— Принимайся за дело, слышишь меня? Хватит хныкать и
канючить! Подбери силу воли там, где ты ее оставил, и принимайся за дело!
Джек отступает на шаг. Тяжелая рука ложится ему на плечо, и
он думает: «Это дядя Морган. Он или преподобный Гарднер. На дворе 1981 год, и я
должен снова…»
Но то мысль мальчика, а сон-то — мужчины. Джек Сойер, каким
он стал теперь, не желает повторять отчаянный путь мальчика. «Нет, никогда. Не
хочу. Эти лица и эти места — в прошлом. Мне крепко досталось, и я не хочу
нарываться на то же самое из-за нескольких воображаемых перышек, нескольких
воображаемых яиц, одного дурного сна. Найди себе другого мальчика, Спиди. Этот
уже вырос».
Он поворачивается, готовый к схватке, но никого нет. Лишь на
земле, словно сдохший пони, лежит велосипед мальчика. Под номерным знаком за
сиденьем надпись: «БИГ-МАК» Вокруг разбросаны блестящие вороньи перья. И теперь
Джек слышит другой голос, холодный и скрипучий, отвратительный и, безусловно
злобный. Он знает, что голос этот принадлежит тому, кто касался его плеча.
— И правильно, подтиральщик. Держись в стороне. Перейдешь
мне дорогу, и я развешу твои внутренности от Расина до Ла Ривьеры.
В земле перед велосипедом появляется дыра. Расширяется, как
открывающийся глаз. Продолжает расширяться, и Джек бросается к ней. Это путь
назад. Это выход. Презрительный голос не отстает.
— Все так, дрочило. Беги! Беги от аббала! Беги от короля!
Беги, спасай свою жалкую, гребаную жизнь! — Голос переходит в смех, и смех этот
преследует Джека Сойера в соединяющей миры темноте.
***
Много позже Джек, голый, стоит у окна спальни, почесывает
зад и наблюдает, как на востоке светлеет небо. Он не спит с четырех утра. Не
может вспомнить большую часть сна (его оборонительные укрепления, возможно,
сильно потрепало, но они не рухнули), однако одно ему совершенно очевидно: труп
на пирсе Санта-Моники напомнил ему человека, которого он когда-то знал, вот и
вывел его из равновесия до такой степени, что пришлось оставить службу в
полиции.
— Ничего этого никогда не было, — говорит он нарочито
спокойным голосом нарождающемуся дню. — В переходном возрасте у меня был
нервный срыв, вызванный стрессом. Моя мать Думала, что она умирает от рака,
схватила меня, и мы помчались на Восточное побережье. Бежали до самого
Нью-Хэмпшира. Она думала, что возвращается умирать в Самое Счастливое Место.

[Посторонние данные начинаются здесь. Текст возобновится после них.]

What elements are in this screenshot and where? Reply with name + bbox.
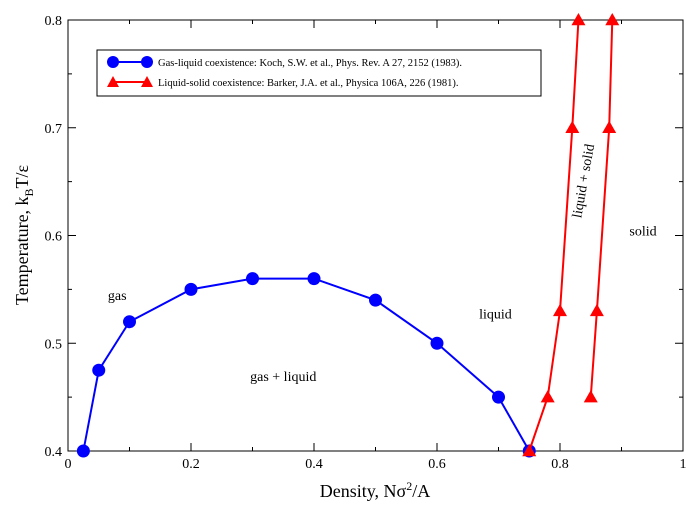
legend: Gas-liquid coexistence: Koch, S.W. et al… — [96, 49, 542, 97]
x-axis-title: Density, Nσ2/A — [320, 479, 431, 501]
region-label: solid — [629, 225, 656, 240]
x-tick-label: 0.4 — [305, 457, 323, 472]
x-tick-label: 1 — [680, 457, 687, 472]
legend-label-gas-liquid: Gas-liquid coexistence: Koch, S.W. et al… — [158, 58, 462, 69]
legend-marker-liquid-solid — [141, 76, 153, 87]
x-tick-label: 0.8 — [551, 457, 569, 472]
data-point-circle — [92, 363, 106, 377]
x-tick-label: 0.2 — [182, 457, 200, 472]
series-layer — [76, 13, 620, 458]
region-label: gas — [108, 289, 127, 304]
data-point-circle — [307, 272, 321, 286]
data-point-circle — [369, 293, 382, 307]
y-tick-label: 0.7 — [45, 122, 63, 137]
x-tick-label: 0 — [65, 457, 72, 472]
data-point-circle — [76, 444, 90, 458]
legend-label-liquid-solid: Liquid-solid coexistence: Barker, J.A. e… — [158, 78, 459, 89]
legend-marker-gas-liquid — [141, 56, 153, 68]
axis-ticks: 0 0.2 0.4 0.6 0.8 1 0.4 0.5 0.6 0.7 0.8 — [45, 14, 687, 472]
data-point-circle — [430, 336, 444, 350]
legend-box — [96, 49, 542, 97]
legend-marker-gas-liquid — [107, 56, 119, 68]
data-point-triangle — [605, 13, 620, 26]
series-line-0 — [82, 277, 531, 452]
data-point-triangle — [602, 120, 617, 133]
data-point-triangle — [571, 13, 586, 26]
data-point-triangle — [583, 390, 598, 403]
series-line-2 — [589, 19, 614, 398]
y-tick-label: 0.8 — [45, 14, 63, 29]
data-point-triangle — [553, 303, 567, 317]
region-label: gas + liquid — [250, 370, 316, 385]
y-axis-title: Temperature, kBT/ε — [12, 164, 36, 305]
y-tick-label: 0.6 — [45, 230, 63, 245]
data-point-circle — [246, 272, 259, 286]
data-point-triangle — [565, 120, 580, 133]
annotation-layer: gas gas + liquid liquid liquid + solid solid — [108, 143, 657, 385]
data-point-circle — [492, 390, 505, 404]
data-point-triangle — [589, 303, 604, 317]
data-point-triangle — [540, 390, 555, 403]
y-tick-label: 0.4 — [45, 445, 63, 460]
data-point-triangle — [522, 444, 537, 457]
data-point-circle — [123, 315, 136, 329]
region-label: liquid — [479, 307, 512, 322]
legend-marker-liquid-solid — [107, 76, 119, 87]
y-tick-label: 0.5 — [45, 337, 63, 352]
region-label: liquid + solid — [570, 143, 598, 219]
x-tick-label: 0.6 — [428, 457, 446, 472]
data-point-circle — [184, 282, 198, 296]
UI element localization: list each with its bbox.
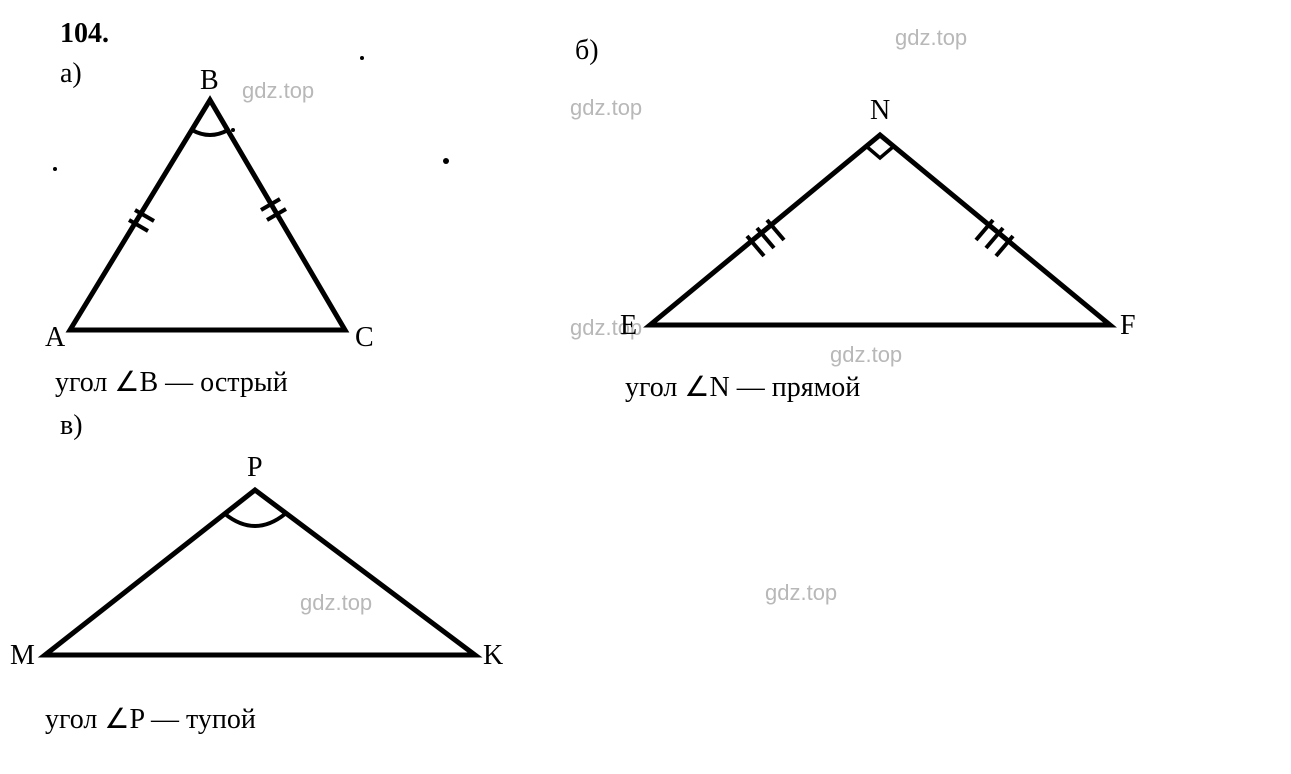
vertex-m-label: M: [10, 640, 35, 672]
caption-a-angle: ∠B: [114, 367, 158, 398]
dot-decoration: [443, 158, 449, 164]
part-v-label: в): [60, 410, 83, 442]
vertex-a-label: A: [45, 322, 65, 354]
vertex-p-label: P: [247, 452, 263, 484]
triangle-a-svg: [35, 70, 385, 370]
caption-v-suffix: — тупой: [144, 704, 256, 735]
caption-v-prefix: угол: [45, 704, 104, 735]
dot-decoration: [360, 56, 364, 60]
vertex-f-label: F: [1120, 310, 1136, 342]
watermark: gdz.top: [765, 580, 837, 606]
triangle-a: A B C: [35, 70, 385, 375]
caption-b-prefix: угол: [625, 372, 684, 403]
part-b-label: б): [575, 35, 599, 67]
vertex-n-label: N: [870, 95, 890, 127]
problem-number: 104.: [60, 18, 109, 50]
triangle-v: M P K: [25, 460, 515, 695]
caption-b: угол ∠N — прямой: [625, 370, 860, 404]
watermark: gdz.top: [895, 25, 967, 51]
caption-b-angle: ∠N: [684, 372, 729, 403]
triangle-b-svg: [630, 110, 1150, 360]
caption-v: угол ∠P — тупой: [45, 702, 256, 736]
vertex-b-label: B: [200, 65, 219, 97]
triangle-v-svg: [25, 460, 515, 690]
caption-b-suffix: — прямой: [730, 372, 861, 403]
vertex-c-label: C: [355, 322, 374, 354]
vertex-k-label: K: [483, 640, 503, 672]
caption-a: угол ∠B — острый: [55, 365, 288, 399]
vertex-e-label: E: [620, 310, 637, 342]
caption-a-suffix: — острый: [158, 367, 288, 398]
caption-a-prefix: угол: [55, 367, 114, 398]
caption-v-angle: ∠P: [104, 704, 144, 735]
triangle-b: E N F: [630, 110, 1150, 365]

Потом выяснилось, что болезнь — плод воображения, результат творческого
кризиса, но откуда ребенок мог об этом знать? Я переживал. Мне снились сны.
Джек вздыхает:
— Мне приснилось, что я спас жизнь своей матери.
Звонит телефон, резкий, пронзительный звук разрывает темноту
комнату.
Джек Сойер кричит.
***
— Я вас разбудил, — говорит Фред Маршалл, и Джек тут же
понимает, что тот не спал всю ночь, сидя в одиночестве, потеряв и жену, и сына.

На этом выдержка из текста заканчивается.